If you'd like to read the entire report, you can download it (in Word). If you'd just like a summary of what I recommended, here goes:

1. Issue a “Citizens Bill of Rights” to serve as the guiding principles – and government’s promise – for communicating with the public.

When citizens interact with their government, they should be able to:

  • Get the information or service they want without knowing which agency supplies it.
  • Get answers to their questions promptly, completely, and in words they understand.
  • Complete government transactions – including applying for programs and filling out forms – online, and those processes should be easy to find and easy to use.
  • Talk to a human being when they want to.
  • Get the same answers to their questions, no matter who they ask or how they ask them (online, in writing, on the phone).
  • Get clear and accurate instructions on where to start and what happens next.

2. Appoint a Director of Communications at OMB, comparable to the Director of E-Gov and responsible for governmentwide communications policies.

3. Designate GSA to be the operations center for government communications. Charge GSA to develop and implement a plan to coordinate the agencies and to consolidate content and communications across government. GSA’s Office of Citizen Services and Communication already has many of the right pieces, including the USA.gov staff and USA Services. They just need the authority to bring it all together, across government. As part of the strategy, they could:

  • Establish a common design for most government websites. We’d save money across government (do you know how much it costs every time you design a website?), make it easier for citizens to use all government websites, and probably eliminate a lot of vanity websites.
  • Establish a common dictionary of terms, so agencies use the same words to mean the same things. Develop these terms based on words that the public uses and would recognize – not based on terms the government commonly uses. Train government writers to use them.
  • Create 3-5 “supersites” to serve as one-stops (but not just “portals” or link lists) for citizens. For example,
    o USAServices, where citizens would find brief, well-written narrative to lead them through the top tasks that they seek most often
    o USANews, where the public could find news and information about the administration’s initiatives and accomplishments
    o USAInfo, to serve as the library for important, but less requested information. Give it a great search engine.

4. Establish a senior level Chief Communications Officer at each Cabinet level agency and at other agencies that carry out programs of interest to citizens. Charge the CCO with overseeing and coordinating content operations (including web, print, telephone) so agencies create content once and deliver it in many ways. Create a staff with strong communication skills – writing, editing, and communicating with the public. While Public Affairs could be part of this operation, it has a distinct function and audience (press), not to be confused with the broader audience of “citizens.”

5. Issue a mandate to all agencies to assess the effectiveness and efficiency of current government communications (web, print, telephone) and to develop plans for streamlining and improvements, to include:

  • Identifying and improving the efficiency of those “top tasks” that many citizens seek.
  • Developing an inventory of all information delivery devices (including all websites) and justifying each.
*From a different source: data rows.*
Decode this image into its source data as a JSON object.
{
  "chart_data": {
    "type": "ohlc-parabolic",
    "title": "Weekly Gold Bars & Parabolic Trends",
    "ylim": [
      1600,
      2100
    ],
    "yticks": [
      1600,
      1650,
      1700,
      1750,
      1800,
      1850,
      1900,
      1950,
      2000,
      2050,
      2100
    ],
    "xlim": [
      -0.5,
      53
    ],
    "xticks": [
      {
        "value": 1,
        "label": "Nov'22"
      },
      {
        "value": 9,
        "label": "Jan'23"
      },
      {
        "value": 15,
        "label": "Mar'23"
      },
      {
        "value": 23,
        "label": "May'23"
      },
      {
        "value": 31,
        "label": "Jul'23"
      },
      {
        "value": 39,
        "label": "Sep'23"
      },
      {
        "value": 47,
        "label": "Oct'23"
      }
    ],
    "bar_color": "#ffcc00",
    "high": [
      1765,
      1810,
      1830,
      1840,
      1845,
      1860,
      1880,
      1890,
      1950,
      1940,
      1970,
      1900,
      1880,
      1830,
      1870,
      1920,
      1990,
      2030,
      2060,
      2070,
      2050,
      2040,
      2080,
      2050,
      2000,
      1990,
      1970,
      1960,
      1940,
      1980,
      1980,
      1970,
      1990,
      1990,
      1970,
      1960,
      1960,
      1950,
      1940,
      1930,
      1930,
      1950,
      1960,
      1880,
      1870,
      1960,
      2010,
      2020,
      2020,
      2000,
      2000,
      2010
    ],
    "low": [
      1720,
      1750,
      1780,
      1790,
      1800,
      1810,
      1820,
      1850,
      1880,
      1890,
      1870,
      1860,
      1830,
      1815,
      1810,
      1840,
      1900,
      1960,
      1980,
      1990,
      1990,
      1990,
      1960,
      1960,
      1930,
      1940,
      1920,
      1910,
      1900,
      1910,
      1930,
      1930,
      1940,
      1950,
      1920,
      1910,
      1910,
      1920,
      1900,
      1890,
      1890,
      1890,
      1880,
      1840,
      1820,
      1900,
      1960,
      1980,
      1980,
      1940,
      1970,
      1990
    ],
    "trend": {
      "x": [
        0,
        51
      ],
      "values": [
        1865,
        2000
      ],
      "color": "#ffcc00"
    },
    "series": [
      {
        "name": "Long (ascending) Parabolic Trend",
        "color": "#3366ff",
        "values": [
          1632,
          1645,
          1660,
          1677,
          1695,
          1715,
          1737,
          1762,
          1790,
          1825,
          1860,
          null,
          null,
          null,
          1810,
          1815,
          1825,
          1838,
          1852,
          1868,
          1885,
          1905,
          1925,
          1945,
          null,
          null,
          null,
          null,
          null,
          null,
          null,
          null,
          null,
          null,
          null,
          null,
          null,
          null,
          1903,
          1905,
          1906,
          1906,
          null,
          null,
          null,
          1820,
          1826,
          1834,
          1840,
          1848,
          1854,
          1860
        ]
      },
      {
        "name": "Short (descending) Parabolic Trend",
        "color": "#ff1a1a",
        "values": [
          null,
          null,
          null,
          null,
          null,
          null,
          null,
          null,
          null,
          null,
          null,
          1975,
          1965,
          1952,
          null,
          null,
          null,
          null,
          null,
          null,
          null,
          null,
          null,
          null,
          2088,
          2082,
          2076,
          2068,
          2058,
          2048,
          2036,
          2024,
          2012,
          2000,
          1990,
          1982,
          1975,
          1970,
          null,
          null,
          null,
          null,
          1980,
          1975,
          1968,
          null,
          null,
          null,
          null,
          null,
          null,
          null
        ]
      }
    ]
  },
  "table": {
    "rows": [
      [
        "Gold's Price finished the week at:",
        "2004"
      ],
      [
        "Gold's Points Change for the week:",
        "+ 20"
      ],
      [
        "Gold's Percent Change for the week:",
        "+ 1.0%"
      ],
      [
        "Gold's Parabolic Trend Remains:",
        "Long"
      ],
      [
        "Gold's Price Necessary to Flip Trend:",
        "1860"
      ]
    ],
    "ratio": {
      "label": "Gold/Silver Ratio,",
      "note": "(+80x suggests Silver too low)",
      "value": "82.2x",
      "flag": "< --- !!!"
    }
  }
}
6. Commission a study to assess how the public wants to interact with government in the future. Work with the Pew Research Center or another entity focused on how the public interacts with government to learn:

  • What critical information and functions the public would like to be able to get from the federal government that they can’t get now,
  • Which critical information and functions currently available to the public could be delivered better if it were streamlined or improved, and
  • Which critical information and functions the public think are most important to get from the federal government (“top tasks”).

    Use the results to direct improvements.

Agree? Disagree? I'd love to hear your thoughts.